Corey looked at her, and saw that she was shorter than
her sister, and had a dark complexion.
"It's very exciting," said Irene.
"Come up," said the Colonel, rising, "and look round
if you'd like to."
"I should like to, very much," said the young man.
He helped the young ladies over crevasses of carpentry
and along narrow paths of planking, on which they had
made their way unassisted before. The elder sister left
the younger to profit solely by these offices as much
as possible. She walked between them and her father,
who went before, lecturing on each apartment, and taking
the credit of the whole affair more and more as he
talked on.
"There!" he said, "we're going to throw out a bay-
window here, so as get the water all the way up and down.
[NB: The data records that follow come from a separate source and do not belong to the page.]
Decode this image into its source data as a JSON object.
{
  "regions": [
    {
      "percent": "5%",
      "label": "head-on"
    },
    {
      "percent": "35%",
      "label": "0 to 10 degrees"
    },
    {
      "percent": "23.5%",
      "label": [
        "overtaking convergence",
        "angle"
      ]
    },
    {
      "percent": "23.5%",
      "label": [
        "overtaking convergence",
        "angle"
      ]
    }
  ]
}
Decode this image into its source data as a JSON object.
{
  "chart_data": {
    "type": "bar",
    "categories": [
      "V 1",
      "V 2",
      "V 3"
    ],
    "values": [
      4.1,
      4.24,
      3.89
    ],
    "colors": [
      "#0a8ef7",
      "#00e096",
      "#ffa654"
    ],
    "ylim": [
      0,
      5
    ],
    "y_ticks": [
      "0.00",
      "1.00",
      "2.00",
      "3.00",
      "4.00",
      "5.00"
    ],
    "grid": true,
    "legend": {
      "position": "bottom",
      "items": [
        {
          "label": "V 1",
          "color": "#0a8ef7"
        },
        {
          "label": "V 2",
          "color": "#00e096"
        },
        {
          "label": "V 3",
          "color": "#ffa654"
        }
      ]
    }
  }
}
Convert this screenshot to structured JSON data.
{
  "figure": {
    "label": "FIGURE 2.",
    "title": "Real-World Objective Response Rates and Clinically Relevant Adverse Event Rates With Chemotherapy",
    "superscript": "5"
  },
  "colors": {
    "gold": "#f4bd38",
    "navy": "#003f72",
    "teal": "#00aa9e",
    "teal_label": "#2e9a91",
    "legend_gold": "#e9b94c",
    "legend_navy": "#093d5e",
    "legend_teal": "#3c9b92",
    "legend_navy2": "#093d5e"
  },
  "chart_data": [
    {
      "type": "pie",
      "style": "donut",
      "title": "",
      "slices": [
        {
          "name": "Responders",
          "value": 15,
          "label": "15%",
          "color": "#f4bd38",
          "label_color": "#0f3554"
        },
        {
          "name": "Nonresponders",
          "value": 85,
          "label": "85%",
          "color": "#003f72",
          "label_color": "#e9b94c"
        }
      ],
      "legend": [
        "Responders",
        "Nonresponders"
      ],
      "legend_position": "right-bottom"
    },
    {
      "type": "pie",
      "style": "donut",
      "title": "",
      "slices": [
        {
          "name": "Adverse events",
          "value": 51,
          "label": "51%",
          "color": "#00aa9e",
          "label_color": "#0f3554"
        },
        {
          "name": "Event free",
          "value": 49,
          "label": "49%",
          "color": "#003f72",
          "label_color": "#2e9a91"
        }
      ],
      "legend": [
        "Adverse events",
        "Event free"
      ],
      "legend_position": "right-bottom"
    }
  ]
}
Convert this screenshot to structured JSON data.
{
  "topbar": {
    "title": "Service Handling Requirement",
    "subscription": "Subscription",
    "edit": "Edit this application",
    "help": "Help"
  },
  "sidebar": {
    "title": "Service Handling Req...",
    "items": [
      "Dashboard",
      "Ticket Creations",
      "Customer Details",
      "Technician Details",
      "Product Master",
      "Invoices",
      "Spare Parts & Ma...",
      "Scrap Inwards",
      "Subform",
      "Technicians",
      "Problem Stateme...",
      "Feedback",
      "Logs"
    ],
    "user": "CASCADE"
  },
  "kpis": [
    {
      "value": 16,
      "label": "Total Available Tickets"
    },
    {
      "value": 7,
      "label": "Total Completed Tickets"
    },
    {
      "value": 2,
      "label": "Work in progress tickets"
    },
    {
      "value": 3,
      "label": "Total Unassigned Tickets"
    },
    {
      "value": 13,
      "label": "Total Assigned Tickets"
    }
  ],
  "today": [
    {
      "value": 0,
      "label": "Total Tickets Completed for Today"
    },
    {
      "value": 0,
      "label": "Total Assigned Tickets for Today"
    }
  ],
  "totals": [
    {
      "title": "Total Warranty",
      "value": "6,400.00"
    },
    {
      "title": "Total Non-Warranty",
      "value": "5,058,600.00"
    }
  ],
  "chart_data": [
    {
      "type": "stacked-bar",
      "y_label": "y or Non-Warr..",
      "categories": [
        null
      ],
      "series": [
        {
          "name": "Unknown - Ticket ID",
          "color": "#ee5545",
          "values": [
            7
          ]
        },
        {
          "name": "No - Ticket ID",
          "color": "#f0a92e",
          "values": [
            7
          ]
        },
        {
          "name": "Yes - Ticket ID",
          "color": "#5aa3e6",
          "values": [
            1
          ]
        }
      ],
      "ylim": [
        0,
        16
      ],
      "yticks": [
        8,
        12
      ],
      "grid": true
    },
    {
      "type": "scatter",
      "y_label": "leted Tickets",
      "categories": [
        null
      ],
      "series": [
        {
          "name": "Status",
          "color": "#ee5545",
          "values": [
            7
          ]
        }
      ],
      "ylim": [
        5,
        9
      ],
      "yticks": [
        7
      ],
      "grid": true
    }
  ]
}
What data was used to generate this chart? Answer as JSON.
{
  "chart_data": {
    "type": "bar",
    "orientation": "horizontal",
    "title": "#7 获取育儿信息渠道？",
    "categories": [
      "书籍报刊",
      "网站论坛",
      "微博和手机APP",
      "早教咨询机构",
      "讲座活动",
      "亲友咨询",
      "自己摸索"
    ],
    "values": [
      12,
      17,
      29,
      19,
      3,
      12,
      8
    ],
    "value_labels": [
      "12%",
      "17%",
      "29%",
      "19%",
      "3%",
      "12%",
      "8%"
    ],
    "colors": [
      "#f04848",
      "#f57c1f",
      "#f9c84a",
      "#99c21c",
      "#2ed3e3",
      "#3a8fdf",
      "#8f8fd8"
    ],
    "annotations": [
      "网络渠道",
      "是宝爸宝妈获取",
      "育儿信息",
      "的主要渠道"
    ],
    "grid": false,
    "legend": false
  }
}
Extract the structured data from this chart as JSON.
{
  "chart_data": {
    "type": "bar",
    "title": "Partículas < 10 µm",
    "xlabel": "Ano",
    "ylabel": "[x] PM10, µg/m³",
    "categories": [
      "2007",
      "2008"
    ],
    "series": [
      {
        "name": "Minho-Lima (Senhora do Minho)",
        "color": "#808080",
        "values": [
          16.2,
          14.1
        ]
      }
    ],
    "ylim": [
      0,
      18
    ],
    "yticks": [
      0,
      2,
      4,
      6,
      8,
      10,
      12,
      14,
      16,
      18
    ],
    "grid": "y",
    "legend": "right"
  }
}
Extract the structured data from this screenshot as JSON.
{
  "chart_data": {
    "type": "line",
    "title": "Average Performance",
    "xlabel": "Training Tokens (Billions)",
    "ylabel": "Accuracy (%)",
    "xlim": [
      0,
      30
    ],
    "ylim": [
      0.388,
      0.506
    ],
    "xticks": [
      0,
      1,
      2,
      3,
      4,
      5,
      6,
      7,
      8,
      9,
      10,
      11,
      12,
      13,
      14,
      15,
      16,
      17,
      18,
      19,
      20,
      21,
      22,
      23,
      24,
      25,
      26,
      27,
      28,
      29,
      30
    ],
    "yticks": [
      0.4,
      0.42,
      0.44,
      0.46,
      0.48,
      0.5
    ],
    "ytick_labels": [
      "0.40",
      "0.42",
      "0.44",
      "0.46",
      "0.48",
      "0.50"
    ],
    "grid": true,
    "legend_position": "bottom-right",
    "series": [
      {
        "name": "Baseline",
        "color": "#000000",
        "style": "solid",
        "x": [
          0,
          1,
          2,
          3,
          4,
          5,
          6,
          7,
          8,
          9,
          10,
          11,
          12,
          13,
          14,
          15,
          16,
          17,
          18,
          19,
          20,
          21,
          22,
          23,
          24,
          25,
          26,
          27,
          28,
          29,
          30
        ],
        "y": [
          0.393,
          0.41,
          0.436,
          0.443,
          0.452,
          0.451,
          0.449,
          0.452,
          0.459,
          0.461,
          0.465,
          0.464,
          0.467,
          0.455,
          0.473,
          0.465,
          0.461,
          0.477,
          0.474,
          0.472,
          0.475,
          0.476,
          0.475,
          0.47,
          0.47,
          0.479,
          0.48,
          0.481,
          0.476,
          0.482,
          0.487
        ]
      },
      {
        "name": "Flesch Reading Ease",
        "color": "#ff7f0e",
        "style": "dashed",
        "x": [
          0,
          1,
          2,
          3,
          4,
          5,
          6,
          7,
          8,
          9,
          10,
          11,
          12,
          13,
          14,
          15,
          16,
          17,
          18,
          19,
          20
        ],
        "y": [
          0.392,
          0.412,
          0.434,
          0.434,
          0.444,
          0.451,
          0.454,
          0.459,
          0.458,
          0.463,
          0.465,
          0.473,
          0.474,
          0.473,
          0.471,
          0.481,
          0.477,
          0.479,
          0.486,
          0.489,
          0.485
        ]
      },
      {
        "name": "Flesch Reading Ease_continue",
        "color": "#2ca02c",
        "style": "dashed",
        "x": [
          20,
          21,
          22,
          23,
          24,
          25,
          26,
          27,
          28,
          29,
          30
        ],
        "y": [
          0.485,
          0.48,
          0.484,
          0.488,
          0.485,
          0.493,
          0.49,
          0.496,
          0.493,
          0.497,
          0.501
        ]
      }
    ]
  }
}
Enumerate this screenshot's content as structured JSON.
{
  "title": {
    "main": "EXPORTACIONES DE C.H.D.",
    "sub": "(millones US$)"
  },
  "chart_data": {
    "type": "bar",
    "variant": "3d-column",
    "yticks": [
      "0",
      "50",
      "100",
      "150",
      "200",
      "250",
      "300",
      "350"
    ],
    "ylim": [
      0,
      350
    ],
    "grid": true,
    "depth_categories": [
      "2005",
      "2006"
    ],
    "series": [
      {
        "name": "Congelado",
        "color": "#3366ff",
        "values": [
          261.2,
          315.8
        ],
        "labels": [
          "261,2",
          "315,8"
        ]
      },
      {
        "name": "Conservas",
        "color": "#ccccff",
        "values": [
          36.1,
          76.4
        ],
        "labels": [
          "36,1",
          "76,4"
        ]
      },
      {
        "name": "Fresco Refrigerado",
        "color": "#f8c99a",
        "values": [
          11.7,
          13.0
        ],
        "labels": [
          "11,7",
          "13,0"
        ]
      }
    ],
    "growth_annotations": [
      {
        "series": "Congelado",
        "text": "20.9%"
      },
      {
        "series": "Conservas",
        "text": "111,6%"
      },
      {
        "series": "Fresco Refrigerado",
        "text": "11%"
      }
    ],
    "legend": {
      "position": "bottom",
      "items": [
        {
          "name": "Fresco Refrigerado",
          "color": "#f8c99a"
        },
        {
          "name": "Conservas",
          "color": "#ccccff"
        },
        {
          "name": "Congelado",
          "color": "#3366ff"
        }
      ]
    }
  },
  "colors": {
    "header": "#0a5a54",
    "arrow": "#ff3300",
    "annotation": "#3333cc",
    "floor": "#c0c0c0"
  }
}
This is my girls' room," he added, looking proudly at
them both.
It seemed terribly intimate. Irene blushed deeply
and turned her head away.
But the young man took it all, apparently, as simply
as their father. "What a lovely lookout!" he said.
The Back Bay spread its glassy sheet before them,
empty but for a few small boats and a large schooner,
with her sails close-furled and dripping like snow from
her spars, which a tug was rapidly towing toward Cambridge.